私たちが海水浴なんかに使っていたサンダルが、兵士たちの足を守るために使われていたとは…。なんだかグッときた。
今でもダカールでこのサンダルは生産されています。
生産者がインタビューで、
oui, ça marche bien.
ça ne marche pas très bien mais ça marche.
(うん、うまくいってる、とてもうまくいってるわけじゃないけど、うまくいってる)
と答えてました。
訳すると何も可笑しくないけど、まんま聞くと可笑しくて、みんなが笑っちゃうシーンです。
うちに戻ってからエリトリアについて知らべてみたりしちゃいました。
まだまだ問題だらけっぽいですが、そんな中でもサンダルは彼らの誇りです。
このドキュメンタリーは、9月11日の夜、RTBFで放送されるそうです。
それにしても、「もう落第は許さないぞ」と父親から叱られていた彼が、作品の中ではロラン・バルトまで引用しちゃったりして…、オバサンは嬉しくてたまりません。
鑑賞後子供たちの仲間のフォトなど。
一番右がレオくん、3番目が次女くん、他の4人も同じうちに暮らす仲間です。
真ん中の子がギニアから難民として逃れてきた子。
まだ13歳くらいの頃から、反体制ということで牢獄に入れられたり、タイヘンな目に遭ってきた子です。

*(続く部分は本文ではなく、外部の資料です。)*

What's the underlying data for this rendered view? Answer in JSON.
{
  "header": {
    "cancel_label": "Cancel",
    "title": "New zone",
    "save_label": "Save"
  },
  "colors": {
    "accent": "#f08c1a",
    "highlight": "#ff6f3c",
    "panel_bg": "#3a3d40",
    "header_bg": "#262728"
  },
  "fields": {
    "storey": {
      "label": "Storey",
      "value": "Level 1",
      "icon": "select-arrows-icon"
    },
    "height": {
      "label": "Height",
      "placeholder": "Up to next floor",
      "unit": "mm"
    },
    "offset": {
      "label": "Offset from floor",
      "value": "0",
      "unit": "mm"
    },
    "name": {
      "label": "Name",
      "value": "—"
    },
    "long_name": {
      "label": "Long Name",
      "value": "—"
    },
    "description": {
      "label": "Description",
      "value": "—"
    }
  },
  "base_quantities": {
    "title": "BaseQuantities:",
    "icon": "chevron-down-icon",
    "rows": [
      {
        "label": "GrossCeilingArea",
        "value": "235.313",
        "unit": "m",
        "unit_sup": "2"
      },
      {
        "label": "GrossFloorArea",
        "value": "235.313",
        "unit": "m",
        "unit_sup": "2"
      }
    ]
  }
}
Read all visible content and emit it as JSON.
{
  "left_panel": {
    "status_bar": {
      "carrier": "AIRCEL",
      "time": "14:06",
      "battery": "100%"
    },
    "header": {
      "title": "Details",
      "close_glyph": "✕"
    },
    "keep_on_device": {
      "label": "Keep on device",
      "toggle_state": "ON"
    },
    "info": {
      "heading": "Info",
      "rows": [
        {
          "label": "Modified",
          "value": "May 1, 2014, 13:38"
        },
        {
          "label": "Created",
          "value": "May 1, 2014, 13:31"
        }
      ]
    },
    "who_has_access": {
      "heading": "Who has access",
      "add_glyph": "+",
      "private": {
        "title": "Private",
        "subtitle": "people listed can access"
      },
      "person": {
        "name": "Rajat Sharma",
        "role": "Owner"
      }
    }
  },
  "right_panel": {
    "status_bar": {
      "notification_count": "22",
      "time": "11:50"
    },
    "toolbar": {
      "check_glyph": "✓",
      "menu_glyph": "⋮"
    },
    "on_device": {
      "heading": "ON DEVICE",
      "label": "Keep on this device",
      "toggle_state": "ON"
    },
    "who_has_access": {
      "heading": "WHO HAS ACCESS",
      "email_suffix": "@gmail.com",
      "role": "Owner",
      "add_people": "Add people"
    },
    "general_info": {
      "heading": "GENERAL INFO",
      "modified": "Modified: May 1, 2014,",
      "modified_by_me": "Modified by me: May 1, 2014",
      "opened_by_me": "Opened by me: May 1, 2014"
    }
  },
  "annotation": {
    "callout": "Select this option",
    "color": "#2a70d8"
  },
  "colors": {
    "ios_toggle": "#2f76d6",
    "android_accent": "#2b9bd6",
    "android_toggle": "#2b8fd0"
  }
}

左から2番目の子は、数年前に難民の人たちが一挙に欧州に押し寄せていた頃、彼らのうちでエチオピアからの子をあずかった時、英国へ向かう彼らに自分のコートをあげちゃった子。
冬の寒い時期でしたから。
自分だってそれしかもってなかったのに。
一番左はモーリシャスの子です。
彼のガールフレンドの親が大家さんだった、ってのがこの家をシェアするきっかけでした。
若者たちの笑顔を見ると、可愛らしくて可愛らしくて、心から幸福感が湧いてくるメデタイおばさんであります。
8月ももう終わっちゃいますね。
年中バカンスのくせに、9月に入ったらなんとなく気が急いて落ち着かなくなるんだろうなあ…、この夏は全然絵を描いたりする気持ちになれなかったなあ、アニメばかり観てたなあ、模様替えしたいなあ、でももう9月だしなあ…、などなど全く役に立たないことが脳内ぐるぐる状態であります。